Nadien heeft [appellant] opnieuw geklaagd over het nog steeds niet hebben van een goed werkende quad. Bij emails van 25 september 2015 schrijft hij:
”Ik zie dat mij dif lock niet werkt. Verder doet mijn kentekenverlichting het niet”en
“Wat is er met de quad gebeurt. Hij trekt niet niet meer en gaat niet harder dan 25km/uur.”Bij email van 28 oktober 2015 schrijft hij:
“Als antwoord op je verzoek het volgende. Toen ik de quad terug heb gekregen ben ik de straat uitgereden en hierna weer omgekeerd. Reden was dat hij niet harder dan 25 km/uur ging. (..)”(prod. 7 inl. dagv.).
Bij brief van 19 juli 2016 (prod. 8 inl. dagv.) schrijft [appellant] aan [de vennootschap] :
“(..) Het is nu al geruime tijd geleden dat ik geprobeerd heb om contact met jullie te krijgen. Jullie zwijgen mij dood in alle talen. (...) Ik heb recht op herstel of vervanging van de quad. De quad voldoet, sinds dat hij bij mij in alle haast is afgeleverd na de “reparatie” nog altijd niet. Daarom geef ik jullie de kans om binnen drie weken jullie fouten te herstellen. Zo niet, dan ontbind ik de overeenkomst en wil ik al mijn geld terug”.
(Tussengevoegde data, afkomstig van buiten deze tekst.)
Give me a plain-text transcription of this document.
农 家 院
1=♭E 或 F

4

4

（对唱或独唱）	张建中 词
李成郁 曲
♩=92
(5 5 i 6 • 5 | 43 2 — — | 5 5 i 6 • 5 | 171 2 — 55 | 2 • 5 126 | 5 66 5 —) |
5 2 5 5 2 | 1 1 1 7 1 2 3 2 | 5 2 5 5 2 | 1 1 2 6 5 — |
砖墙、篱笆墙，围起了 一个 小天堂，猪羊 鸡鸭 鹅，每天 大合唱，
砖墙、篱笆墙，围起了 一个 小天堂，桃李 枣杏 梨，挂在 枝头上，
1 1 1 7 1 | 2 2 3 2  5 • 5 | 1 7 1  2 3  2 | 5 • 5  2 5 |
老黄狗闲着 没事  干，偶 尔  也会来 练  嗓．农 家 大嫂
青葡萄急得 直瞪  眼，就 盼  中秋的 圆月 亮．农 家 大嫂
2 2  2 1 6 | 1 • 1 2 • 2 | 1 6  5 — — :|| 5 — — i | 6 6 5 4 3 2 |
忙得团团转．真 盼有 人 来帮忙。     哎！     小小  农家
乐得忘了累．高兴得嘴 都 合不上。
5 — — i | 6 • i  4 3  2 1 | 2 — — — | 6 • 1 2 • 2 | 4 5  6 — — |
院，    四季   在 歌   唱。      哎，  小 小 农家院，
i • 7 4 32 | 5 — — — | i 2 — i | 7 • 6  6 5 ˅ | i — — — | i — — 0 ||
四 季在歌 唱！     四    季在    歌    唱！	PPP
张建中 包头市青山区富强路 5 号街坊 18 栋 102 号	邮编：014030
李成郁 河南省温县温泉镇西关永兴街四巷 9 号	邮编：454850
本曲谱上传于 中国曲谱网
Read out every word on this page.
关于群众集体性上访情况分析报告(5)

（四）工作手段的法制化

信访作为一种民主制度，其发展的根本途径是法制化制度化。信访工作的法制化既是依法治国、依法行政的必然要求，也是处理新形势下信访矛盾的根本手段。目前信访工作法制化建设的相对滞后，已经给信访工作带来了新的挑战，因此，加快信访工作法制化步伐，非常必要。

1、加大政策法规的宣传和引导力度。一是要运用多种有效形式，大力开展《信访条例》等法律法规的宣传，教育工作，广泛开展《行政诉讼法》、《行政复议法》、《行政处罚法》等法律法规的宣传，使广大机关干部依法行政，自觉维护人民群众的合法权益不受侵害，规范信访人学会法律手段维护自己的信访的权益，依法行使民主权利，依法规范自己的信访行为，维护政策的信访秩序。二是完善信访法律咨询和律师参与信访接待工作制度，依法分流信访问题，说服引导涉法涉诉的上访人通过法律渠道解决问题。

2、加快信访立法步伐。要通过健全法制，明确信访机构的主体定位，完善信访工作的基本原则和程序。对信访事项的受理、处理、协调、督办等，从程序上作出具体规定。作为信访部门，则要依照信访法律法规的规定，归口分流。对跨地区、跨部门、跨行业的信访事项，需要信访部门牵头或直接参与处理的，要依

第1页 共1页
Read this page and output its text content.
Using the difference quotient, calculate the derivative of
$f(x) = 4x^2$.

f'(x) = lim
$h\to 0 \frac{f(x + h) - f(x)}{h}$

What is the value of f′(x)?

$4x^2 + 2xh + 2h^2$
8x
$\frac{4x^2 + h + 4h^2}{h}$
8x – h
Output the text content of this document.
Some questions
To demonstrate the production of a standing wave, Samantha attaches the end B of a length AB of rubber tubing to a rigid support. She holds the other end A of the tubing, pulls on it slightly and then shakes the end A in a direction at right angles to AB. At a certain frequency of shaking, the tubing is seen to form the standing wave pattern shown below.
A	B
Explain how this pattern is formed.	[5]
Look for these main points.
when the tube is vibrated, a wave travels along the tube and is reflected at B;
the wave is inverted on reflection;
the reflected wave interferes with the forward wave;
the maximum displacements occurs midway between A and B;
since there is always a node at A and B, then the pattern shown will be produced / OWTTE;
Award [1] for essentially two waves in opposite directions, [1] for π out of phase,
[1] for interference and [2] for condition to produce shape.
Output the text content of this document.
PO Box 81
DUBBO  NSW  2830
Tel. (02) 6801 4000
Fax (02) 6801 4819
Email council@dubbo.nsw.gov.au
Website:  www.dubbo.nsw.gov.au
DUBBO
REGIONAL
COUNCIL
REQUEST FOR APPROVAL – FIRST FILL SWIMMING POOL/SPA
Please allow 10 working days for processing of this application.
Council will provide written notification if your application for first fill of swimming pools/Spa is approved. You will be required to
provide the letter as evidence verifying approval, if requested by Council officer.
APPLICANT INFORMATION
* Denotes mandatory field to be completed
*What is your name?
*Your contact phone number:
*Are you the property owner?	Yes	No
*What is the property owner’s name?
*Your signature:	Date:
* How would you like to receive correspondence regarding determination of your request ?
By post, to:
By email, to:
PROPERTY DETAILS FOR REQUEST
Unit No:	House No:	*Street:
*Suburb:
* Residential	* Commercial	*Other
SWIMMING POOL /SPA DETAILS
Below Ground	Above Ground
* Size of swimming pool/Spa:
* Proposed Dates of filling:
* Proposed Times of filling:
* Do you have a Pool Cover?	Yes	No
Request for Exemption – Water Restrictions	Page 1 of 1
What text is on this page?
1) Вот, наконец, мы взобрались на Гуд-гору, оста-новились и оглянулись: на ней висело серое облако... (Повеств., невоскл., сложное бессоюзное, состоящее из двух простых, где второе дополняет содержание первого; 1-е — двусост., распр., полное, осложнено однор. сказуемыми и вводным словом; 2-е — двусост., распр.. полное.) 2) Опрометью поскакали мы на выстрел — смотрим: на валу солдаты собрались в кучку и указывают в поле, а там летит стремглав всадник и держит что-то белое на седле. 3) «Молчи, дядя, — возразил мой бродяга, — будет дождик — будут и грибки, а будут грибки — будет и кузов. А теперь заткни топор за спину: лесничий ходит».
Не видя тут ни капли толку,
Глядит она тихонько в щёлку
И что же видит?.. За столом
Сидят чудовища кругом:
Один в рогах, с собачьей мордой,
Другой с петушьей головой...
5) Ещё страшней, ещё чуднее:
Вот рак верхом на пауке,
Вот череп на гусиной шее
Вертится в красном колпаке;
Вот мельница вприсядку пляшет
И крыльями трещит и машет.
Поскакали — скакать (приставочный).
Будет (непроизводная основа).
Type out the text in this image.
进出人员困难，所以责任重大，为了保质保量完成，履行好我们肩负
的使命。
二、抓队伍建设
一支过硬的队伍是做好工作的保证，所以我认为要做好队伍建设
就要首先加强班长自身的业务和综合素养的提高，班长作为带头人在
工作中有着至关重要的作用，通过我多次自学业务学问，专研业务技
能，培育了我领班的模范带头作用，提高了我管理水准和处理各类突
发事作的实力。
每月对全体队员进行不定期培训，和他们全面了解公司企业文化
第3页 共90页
[de vennootschap] heeft aan voormelde sommatie geen gehoor gegeven. Bij brief van 21 juli 2016 (prod. 9 inl. dagv.) schrijft zij onder meer:
“(..) Op 24 september 2015 hebben wij uw quad bij u laten afleveren door de monteur, waarvoor u getekend heeft dat u de quad in goede orde en voor akkoord ontvangen heeft. (…) De quad is door ons volledig in orde gemaakt (..) Wij zijn van mening dat wij alles gedaan hebben wat van ons verwacht zou mogen worden, gezien het feit dat de garantie is komen te vervallen. Wat er na de levering van 24 september met de quad gebeurd is hebben wij geen zicht op. De quad is volledig werkend en rijdend aan u afgeleverd op 24 september 2015. (…)”
3.1.2.
[appellant] heeft [de vennootschap] hierop in rechte betrokken. [appellant] stelt dat de quad niet aan de overeenkomst beantwoordt. Hij beroept zich primair op ontbinding van de overeenkomst op de voet van art. 7:22 BW en subsidiair op de vernietigbaarheid van de koopovereenkomst op grond van dwaling. [appellant] heeft hieraan een vordering verbonden tot vergoeding door [de vennootschap] van de door hem geleden schade, bestaande uit het voor de quad betaalde bedrag van € 11.533,34 (bedragen onder 3.1 a + 3.1 d hiervoor) en een bedrag van € 5.522,92 wegens gederfd genot, te vermeerderen met de wettelijke rente over deze bedragen vanaf de dag der dagvaarding. [appellant] vorderde verder veroordeling van [de vennootschap] in de proceskosten.
3.1.3.
[de vennootschap] heeft de vordering van [appellant] gemotiveerd betwist.
3.1.4.
De kantonrechter heeft in het beroepen vonnis van 8 juni 2017 overwogen dat hij een deskundigenonderzoek noodzakelijk achtte ter zake het door [appellant] geuite verwijt dat de quad niet harder dan 20 à 25 km/ uur kan rijden en naar, indien dat zou worden vastgesteld, de oorzaak daarvan. In rechtsoverweging 3.3. van voormeld vonnis formuleerde de kantonrechter een zestal vragen die hij de deskundige zou willen voorleggen. De zaak werd naar de rol verwezen om de partijen in de gelegenheid te stellen zich over de aangekondigde deskundigenrapportage uit te laten.
3.1.5.
Bij tussenvonnis van 7 september 2017 heeft de kantonrechter tot deskundige benoemd: de heer M. van der Stelt, werkzaam bij DEKRA Automotive (verder: de deskundige). Bij dit vonnis heeft de kantonrechter elf in het dictum van dat vonnis geformuleerde vragen aan de deskundige voorgelegd. Aan de deskundige werd onder meer gevraagd:
“1. Klopt het dat de quad van [appellant] niet harder kan rijden dan 20 à 25 km/uur?2. Wat is daarvan de oorzaak?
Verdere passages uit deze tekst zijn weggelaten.